Hümeyra Uslu
Konya mahalleyi insana bağlıyor
Konya’nın mahalle isimlerini incelediğim yazı dizisinin sonuncusuna başlarken şunu düşündüm. Gerçekten Hocacihan’ın, Araplar mahallesinin, Arapoğlu makasının neden öyle isimler aldığını anlayabildik mi? Bunların Konya’yla olan bağlantısı Alim, Zat isimlerinin neden verilişini çözümleyebildik mi? İstedim ki merak ettiklerim cevap bulsun. Buldu da. Umuyorum okurken siz de az da olsa şaşırma hissi öğrenme sevinci yaşamışsınızdır.
Konya’nın aslında modern bir şehir olduğunu Konya’nın insanı yaşattığını söylemiştik. Mahalle isimlerini genellikle tarihten ve insanı inşa eden zatlardan aldığını da. Bunlardan son iki tanesi de son yazıya sakladık. Nedir onlar?
Meram’da bulunan Fahrunnisa Mahallesi birincisi. Bu mahalle ismini yine bir önemli kişilikten almış. Aslında Fahrunnisa, Hz. Mevlana’nın müritlerinden biriymiş. Ve bu kişi kendi adını o bölgeye vermiş.
Hocafakıh mahallesi ise ikinci örneğim. Bu mahalle de yine, ismini bir kişiden, hoca Ahmet Fakih’den almıştır. Taşı toprağı insanla birlikte anlatıyor Konya… İsimlendirme konusuna biraz ayrıntılı baktığınız zaman bunu anlamak çok zor değil. Modern bir şehir mahalleyi tabiatın bir unsuru coğrafyaya değil de bir insana bağlıyor.
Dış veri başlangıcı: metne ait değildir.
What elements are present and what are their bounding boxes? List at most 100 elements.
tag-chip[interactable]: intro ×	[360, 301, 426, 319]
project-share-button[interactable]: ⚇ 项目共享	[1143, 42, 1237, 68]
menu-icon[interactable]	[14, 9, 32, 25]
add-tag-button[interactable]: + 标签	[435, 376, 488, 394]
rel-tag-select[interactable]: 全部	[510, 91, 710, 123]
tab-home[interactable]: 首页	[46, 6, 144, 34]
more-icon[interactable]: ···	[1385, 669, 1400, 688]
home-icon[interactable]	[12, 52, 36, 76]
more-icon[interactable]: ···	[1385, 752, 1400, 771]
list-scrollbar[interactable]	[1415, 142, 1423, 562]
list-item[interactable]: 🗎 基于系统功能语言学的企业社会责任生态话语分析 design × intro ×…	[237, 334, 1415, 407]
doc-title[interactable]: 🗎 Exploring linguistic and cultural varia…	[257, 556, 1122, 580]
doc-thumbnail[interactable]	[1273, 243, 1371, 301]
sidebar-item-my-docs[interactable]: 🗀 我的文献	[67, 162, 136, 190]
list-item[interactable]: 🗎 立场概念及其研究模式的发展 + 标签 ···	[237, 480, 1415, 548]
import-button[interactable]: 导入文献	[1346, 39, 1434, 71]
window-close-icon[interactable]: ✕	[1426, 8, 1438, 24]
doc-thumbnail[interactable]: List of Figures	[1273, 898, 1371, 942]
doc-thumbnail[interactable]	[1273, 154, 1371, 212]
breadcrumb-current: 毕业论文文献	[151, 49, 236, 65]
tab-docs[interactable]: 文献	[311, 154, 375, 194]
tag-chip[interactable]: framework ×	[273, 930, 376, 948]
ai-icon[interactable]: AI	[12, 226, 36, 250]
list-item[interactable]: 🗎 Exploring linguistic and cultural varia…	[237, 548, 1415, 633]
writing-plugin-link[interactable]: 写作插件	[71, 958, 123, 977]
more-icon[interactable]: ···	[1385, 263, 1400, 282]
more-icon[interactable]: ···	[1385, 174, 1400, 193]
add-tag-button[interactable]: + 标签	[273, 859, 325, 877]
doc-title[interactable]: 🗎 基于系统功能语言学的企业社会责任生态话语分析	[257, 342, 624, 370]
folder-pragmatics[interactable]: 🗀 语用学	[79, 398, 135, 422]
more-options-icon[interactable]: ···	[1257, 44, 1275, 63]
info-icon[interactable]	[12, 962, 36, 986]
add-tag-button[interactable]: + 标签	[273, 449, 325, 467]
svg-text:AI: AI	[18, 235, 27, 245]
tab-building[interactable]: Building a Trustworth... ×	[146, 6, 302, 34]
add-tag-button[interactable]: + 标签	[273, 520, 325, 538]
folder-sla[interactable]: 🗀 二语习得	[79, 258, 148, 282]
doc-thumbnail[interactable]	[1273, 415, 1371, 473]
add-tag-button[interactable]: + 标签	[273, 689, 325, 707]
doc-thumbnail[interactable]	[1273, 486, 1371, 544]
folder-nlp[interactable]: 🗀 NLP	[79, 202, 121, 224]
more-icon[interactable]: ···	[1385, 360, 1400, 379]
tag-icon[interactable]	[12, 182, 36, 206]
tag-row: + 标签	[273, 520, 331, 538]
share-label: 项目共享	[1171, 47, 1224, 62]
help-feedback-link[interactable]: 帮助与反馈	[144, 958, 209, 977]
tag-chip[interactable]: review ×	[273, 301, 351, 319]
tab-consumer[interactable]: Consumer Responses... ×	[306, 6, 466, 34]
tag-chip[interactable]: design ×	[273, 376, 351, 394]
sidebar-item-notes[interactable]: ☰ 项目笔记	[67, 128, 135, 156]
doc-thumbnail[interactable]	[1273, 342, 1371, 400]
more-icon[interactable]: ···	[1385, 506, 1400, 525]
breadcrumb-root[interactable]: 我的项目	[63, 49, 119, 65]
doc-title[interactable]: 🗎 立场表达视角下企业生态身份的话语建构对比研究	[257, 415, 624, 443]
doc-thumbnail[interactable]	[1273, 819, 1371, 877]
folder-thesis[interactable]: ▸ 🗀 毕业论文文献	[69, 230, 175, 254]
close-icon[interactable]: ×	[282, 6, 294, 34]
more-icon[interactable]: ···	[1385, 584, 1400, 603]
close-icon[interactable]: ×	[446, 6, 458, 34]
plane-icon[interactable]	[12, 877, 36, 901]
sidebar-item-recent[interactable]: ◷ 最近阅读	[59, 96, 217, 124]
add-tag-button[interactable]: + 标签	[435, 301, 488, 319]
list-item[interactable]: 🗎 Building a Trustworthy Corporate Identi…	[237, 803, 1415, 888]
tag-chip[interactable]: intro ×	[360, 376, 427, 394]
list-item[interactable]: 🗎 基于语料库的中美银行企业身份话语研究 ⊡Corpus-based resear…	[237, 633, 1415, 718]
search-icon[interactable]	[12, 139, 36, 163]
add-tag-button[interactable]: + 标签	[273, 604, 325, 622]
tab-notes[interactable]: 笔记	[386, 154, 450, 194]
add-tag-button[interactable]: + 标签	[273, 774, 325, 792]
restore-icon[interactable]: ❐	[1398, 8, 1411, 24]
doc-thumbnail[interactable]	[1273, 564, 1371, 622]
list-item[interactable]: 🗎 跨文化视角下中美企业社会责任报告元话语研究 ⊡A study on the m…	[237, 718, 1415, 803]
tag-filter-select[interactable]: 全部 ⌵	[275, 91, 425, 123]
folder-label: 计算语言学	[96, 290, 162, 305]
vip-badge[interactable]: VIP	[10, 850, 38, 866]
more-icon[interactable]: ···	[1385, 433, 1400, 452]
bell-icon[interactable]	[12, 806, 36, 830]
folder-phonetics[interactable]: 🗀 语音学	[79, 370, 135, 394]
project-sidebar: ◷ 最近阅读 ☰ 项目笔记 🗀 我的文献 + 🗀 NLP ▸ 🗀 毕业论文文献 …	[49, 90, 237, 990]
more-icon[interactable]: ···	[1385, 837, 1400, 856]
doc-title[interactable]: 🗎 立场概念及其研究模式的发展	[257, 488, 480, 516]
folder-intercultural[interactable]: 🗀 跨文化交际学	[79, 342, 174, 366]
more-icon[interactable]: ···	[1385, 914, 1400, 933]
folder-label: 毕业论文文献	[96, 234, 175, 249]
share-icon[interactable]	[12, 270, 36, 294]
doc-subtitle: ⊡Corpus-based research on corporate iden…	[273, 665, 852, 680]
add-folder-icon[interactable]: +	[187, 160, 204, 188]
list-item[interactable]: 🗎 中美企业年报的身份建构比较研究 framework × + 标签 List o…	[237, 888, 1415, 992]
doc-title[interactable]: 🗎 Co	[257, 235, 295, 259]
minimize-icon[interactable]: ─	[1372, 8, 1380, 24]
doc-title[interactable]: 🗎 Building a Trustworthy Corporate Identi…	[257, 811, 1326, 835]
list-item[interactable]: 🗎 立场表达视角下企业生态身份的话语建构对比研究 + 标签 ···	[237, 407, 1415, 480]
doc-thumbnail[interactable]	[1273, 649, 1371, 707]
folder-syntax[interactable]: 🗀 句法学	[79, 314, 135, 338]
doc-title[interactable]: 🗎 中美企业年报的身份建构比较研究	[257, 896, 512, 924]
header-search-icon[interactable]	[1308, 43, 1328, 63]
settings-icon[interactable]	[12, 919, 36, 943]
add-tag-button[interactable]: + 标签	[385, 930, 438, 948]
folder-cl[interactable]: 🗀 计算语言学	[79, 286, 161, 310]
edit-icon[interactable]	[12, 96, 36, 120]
Konya’da duyduğumuz en çok şeylerden biri de mahalle semt isimlerinin tabiri caizse “çirkin” oluşuydu. Neden bir İstanbul semtleri gibi değil ki sorusuyla çok karşılaştım. Modern insanın en çok istediği şey göze hitap etmesi. Bugün Konya ile İstanbul arasında bir kıyas yapmak doğru değil. İstanbul dediğiniz yer içinden deniz geçen şehir. Konya’nın modern insan tarafından beğenilmemesi belki de bundan. Modern insan görseldir ancak Konya’nın tabiatı çok renkli değildir. Konya’nın modern insana makul gelmemesi bu açıdan bir parça anlaşılabilir. Konya’yı anlamak daha öz bir idrak ister. İstabul’da zaten her yer güzelliklerle yeşilliklerle doluyken orada mahalle semt isimlerinin insan tahayyülüne iş bırakmaması da normaldir.
Konya’da bir anlatı vardır. Alaaddin isminin bir anlatısı vardır. Sadrettin isminin bir derdi vardır bu topraklarda. İnsan eğiten insan okutan, ilim irfan peşinde koşan insanlardır bunlar. Ne olduklarını kim olduklarını bilmediğimiz sürece Konya’nın mahalle isimleri hep “eski” veya “çirkin” hatta “komik” gelecektir bizlere. Aslında kendimize de çok kızamıyorum. Neden derseniz, bugün Hz. Mevlana dendiği zaman akıllara Elif Şafak geliyor. Bu durumda siz kime neyi nasıl anlatırsınız? Bu bir sembol katliamı değil de nedir? Bir medeniyeti, hatta sembolleriyle var olan ve onlarla yaşayan bir medeniyeti yok etmek hafızalardan silmek değil de nedir?
Geleneksel yaşamı özümseyenler (onlar biz ve bizden sonraki jenerasyon kesinlikle değil bundan eminim) bugünkü modern hayattaki tekdüzeliğin elbet farkındadırlar. Kimlikleri yok ettiğimizin, anlatısı olan isimleri gidip börek ismi olarak kullanmamızın, yanlış olduğunun farkındadırlar.
Ümitvar olmak gerektiğini hep savunan biri olarak kendimize ve gençliğe her ne kadar kızsak da bizi ayağa kaldıracak olan değerler yine bunlardır. Ve bu değerlerden başka bir çaremiz olmadığı da açıktır. Özetle sembolleri öldürmediğimiz ve medeniyetimizi ayakta tuttuğumuz sürece aslında şehrimizi de anlayacağımız açıktır. İnsan olmak insanı anlamak ümidiyle… Not: Konya Büyükşehir Belediyesi Kültür ve Sosyal İşler Daire Başkanlığı’ndan M. Ali Orak Bey’e yardımlarından dolayı teşekkürler.